Other PASS problems could include short and/or long term problems with:

emotions, and dealing with emotional issues
struggles with depression
continued suicidal thoughts or attempts
anxiety and panic disorder
addictions of all kinds
difficulty sleeping and sleeping problems
disturbing dreams and/or nightmares
problems with phobias, or increase in severity of existing phobias
eating disorders
"replacement baby" syndrome
repeated unplanned pregnancies with additional abortions
repeated unplanned pregnancies carried to term
"atonement marriage", where the woman marries the partner from the abortion, to help justify the abortion
trouble with relationships and dealing with partners
distress at the sight of other pregnant women, other people's babies and children
inability to deal with or socialize with other pregnant women, other people's babies and children
codependence and inability to make decisions easily
problems with severe and disproportionate anger
work and school problems (unable to function normally)
problems bonding with and caring for existing children or new babies
distress and problems with later pregnancy
added emotional issues and problems when dealing with future infertility or other physical complications resulting from the abortion.
unhealthy obsession with excelling at work or school, to justify the abortion
For more details about PASS, see:
The PASS Quiz
Frequently asked questions about PASS (includes stages and symptoms)
My "PMDD real and PASS not?" article
Some PASS problems can be severely disruptive to a woman's life, and PASS can trouble her for months and even years after her abortion. The good news is that women can recover from PASS, can learn to heal from their abortion, and can go on to have happy, healthy productive lives. Women are usually afraid or embarrassed to even admit to having an abortion, let alone talk to anyone else about problems she might be having. Women are encouraged to think it is 'their fault' if they have trouble after an abortion, and that the abortion itself had nothing to do with how she feels, and that PASS is just some 'anti-choice myth'.
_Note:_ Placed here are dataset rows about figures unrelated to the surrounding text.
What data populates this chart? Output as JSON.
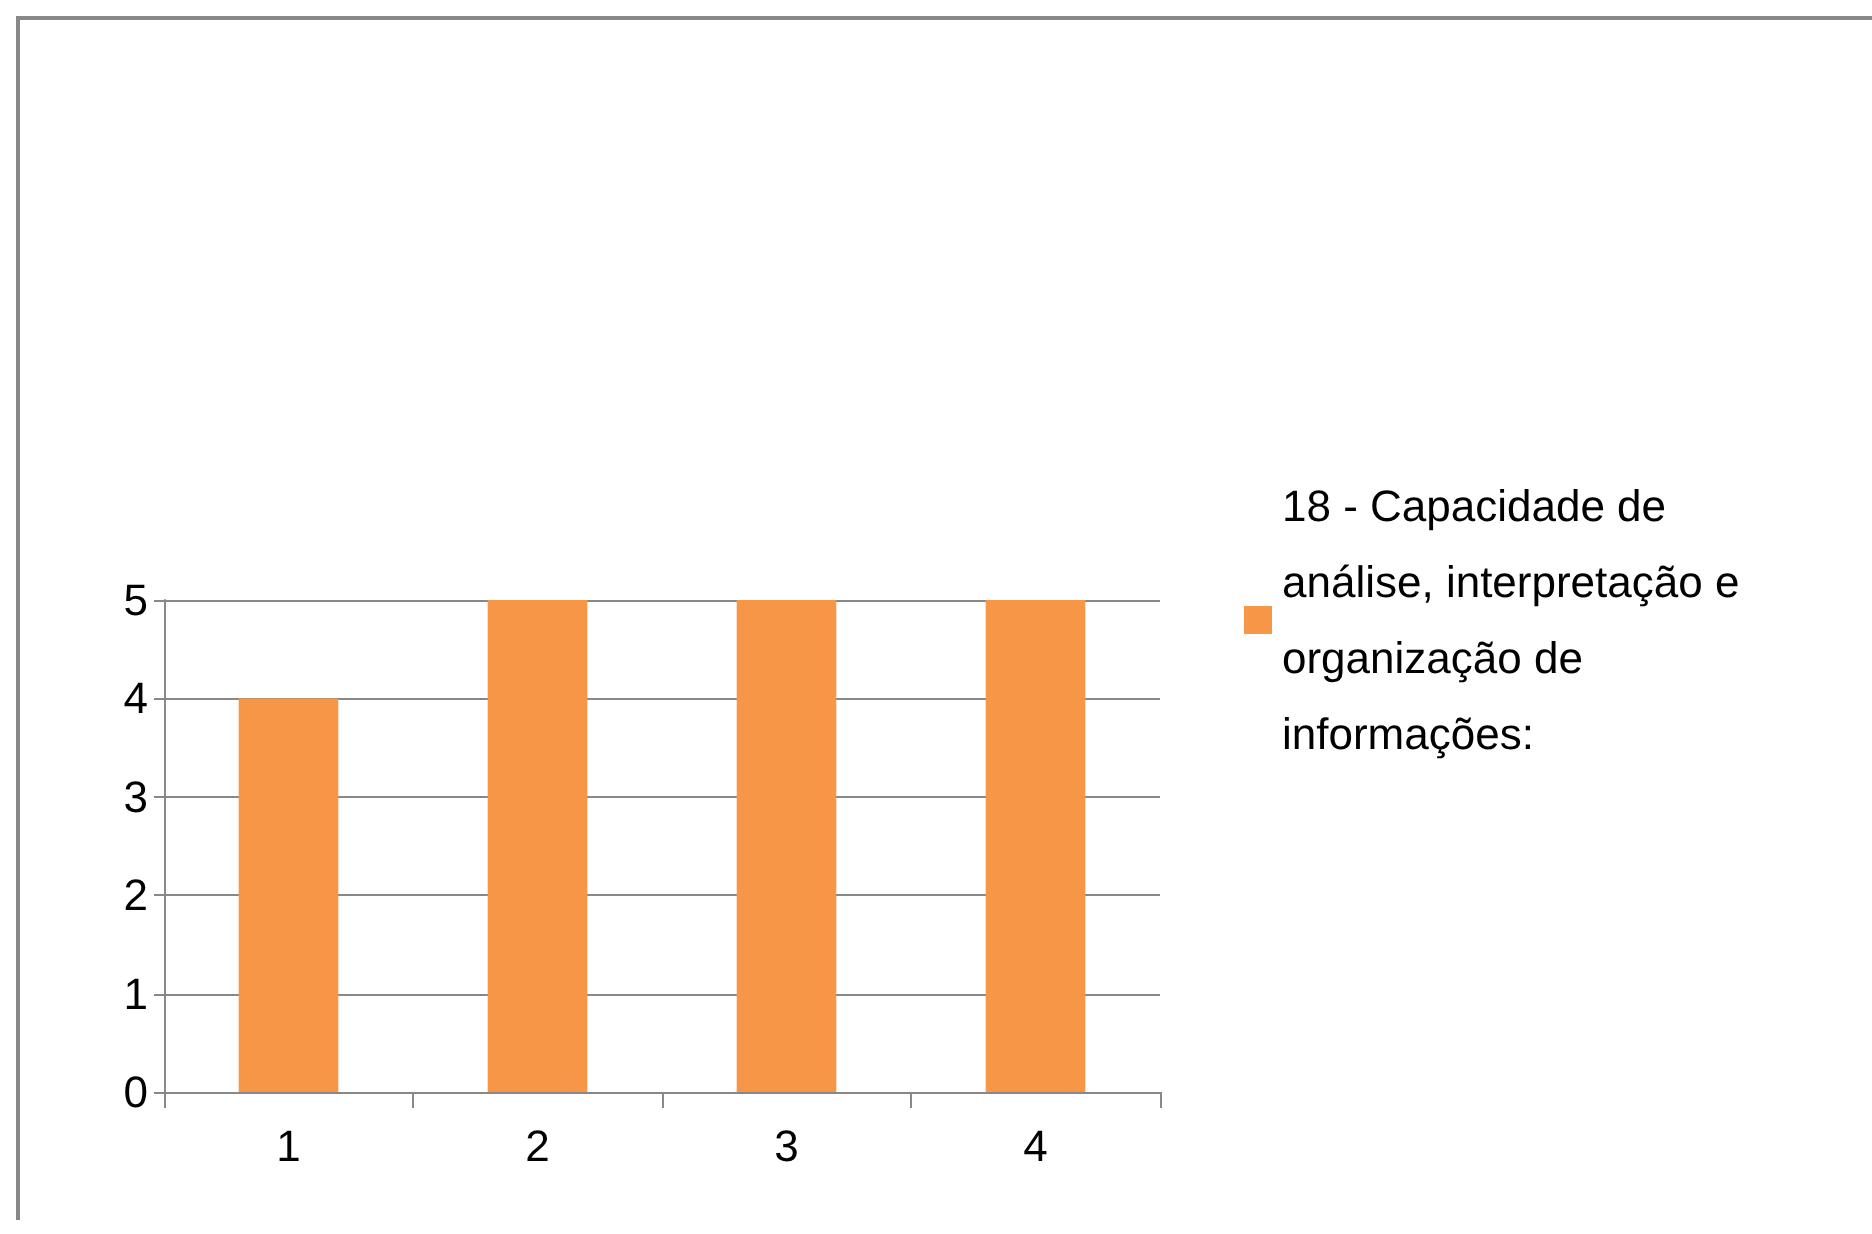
{
  "chart_data": {
    "type": "bar",
    "categories": [
      "1",
      "2",
      "3",
      "4"
    ],
    "series": [
      {
        "name": "18 - Capacidade de análise, interpretação e organização de informações:",
        "color": "#f79646",
        "values": [
          4,
          5,
          5,
          5
        ]
      }
    ],
    "ylim": [
      0,
      5
    ],
    "yticks": [
      0,
      1,
      2,
      3,
      4,
      5
    ],
    "grid": "y",
    "legend": "right"
  }
}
It's interesting how if a man goes off to a war, and comes back with "PTSS" (Post Traumatic Stress Syndrome), we don't 'blame the man', and 'protect' the war, we admit it was the war that caused PTSS. We don't refuse to help the man, and belittle him or invalidate his pain by saying he had 'previous psychological problems', or other issues in his life that caused the PTSS, and we don't tell him that what he is struggling with "doesn't exist" - we admit it was the whole stress and experience of war, and we help him, support him, allow him a name for his experience and treat him to help him recover. Yet when a woman has an abortion, and is traumatized by the whole experience, and develops "PASS" (Post Abortion Stress Syndrome), people are quick to 'blame the woman', and "protect abortion", and claim there's no way the abortion could have caused this, the woman must have had pre-existing problems, and it's 'her fault' she is suffering. And the woman is left alone to suffer, with no help, treatment, support or a name for her experience. The fierce war between people who have differing views on the legality of abortion has turned into a war that is hurting women, as people go out of their way to minimize women's problems after an abortion, and "blame the woman" for any trouble she is having. I am in the middle with my views, as I believe that abortion should remain legal and safe, and that every woman has the right to make her own choices concerning her body and her life. However, people need to know that Post Abortion Stress Syndrome is a real medical issue, and can cause serious emotional or physical complications after an abortion.